A Taiwanese court has cleared biochemist Wong Chi-huey of corruption.
Wong, a former head of Taiwan’s foremost research institution, Academia Sinica, had been accused of accepting shares as a bribe for helping the Taiwanese biopharmaceutical firm OBI Pharma secure the rights to use enzyme-synthesis technology that he had developed. Wong denies he did anything illegal.
On 28 December, the Shilin District Court found that there was insufficient evidence to suggest bribery. OBI Pharma chairman Michael Chang was also cleared of corruption.
Wong, who stepped down as the head of Academia Sinica in 2016 before he was charged, did not respond to Nature’s request for an interview. But in a statement to the media, he said that prosecutors had misunderstood the enzyme-synthesis technology and the process by which the owner of a technology licenses the rights to an outside party. He said that he only offered his opinions on the technology during the transfer process.
“I sincerely hope that this verdict marks a definitive closure to all the confusion and harms done, so that I may continue to focus on research,” he wrote.
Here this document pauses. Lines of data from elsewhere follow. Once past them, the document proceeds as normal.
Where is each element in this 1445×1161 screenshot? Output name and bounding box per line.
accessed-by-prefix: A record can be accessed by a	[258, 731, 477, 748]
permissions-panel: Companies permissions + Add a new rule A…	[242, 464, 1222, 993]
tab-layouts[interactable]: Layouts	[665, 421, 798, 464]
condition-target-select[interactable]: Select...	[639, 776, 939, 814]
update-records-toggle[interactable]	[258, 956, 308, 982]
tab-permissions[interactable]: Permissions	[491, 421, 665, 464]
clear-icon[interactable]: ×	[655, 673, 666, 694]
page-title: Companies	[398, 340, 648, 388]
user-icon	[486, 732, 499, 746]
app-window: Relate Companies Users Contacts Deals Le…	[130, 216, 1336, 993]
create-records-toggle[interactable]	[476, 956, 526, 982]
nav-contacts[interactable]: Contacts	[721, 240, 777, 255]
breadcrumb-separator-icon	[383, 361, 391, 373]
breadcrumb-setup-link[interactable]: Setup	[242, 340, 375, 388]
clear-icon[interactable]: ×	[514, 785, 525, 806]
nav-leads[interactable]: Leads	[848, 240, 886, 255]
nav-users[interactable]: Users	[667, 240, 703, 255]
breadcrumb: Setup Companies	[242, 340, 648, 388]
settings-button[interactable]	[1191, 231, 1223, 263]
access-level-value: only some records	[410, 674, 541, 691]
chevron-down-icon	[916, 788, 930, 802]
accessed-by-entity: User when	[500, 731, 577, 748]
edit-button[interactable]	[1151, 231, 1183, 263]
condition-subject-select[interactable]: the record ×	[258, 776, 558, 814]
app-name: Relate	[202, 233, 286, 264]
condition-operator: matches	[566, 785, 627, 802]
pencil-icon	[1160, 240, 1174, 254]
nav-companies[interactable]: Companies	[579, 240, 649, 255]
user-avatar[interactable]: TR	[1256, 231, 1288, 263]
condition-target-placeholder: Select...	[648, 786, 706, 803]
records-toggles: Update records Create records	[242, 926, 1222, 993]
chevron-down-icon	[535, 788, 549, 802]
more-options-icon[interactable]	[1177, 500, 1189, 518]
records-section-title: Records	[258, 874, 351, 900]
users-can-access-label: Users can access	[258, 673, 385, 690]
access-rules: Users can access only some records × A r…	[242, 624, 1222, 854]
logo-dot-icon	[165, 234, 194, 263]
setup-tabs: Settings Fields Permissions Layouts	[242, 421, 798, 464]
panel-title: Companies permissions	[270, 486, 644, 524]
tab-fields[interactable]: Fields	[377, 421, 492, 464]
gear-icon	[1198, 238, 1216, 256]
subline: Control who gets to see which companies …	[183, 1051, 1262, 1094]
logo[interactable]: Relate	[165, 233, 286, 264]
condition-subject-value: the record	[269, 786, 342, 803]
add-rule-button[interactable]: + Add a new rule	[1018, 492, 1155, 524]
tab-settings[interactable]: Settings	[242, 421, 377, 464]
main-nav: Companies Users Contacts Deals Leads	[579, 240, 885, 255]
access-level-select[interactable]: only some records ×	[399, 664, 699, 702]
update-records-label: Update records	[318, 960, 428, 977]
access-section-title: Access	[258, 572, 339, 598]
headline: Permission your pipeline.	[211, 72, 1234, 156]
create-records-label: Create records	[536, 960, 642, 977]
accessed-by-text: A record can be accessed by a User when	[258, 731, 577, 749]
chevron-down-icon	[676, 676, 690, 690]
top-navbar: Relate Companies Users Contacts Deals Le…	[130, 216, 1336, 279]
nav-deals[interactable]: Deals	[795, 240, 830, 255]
Other scientists in Taiwan welcomed the verdict, including Chang Tien-Hsien, the deputy director of Academia Sinica’s Genomics Research Center in Taipei. He says Taiwanese media had assumed Wong was guilty before his case had been heard in court. “The negative publicity in the media essentially sentenced him as a bad guy,” he says. “He was seriously damaged along the way.”
The verdict also suggests that prosecutors need to better understand the legal system that governs technology transfers, says coral reef biologist Allen Chen, also from Academia Sinica.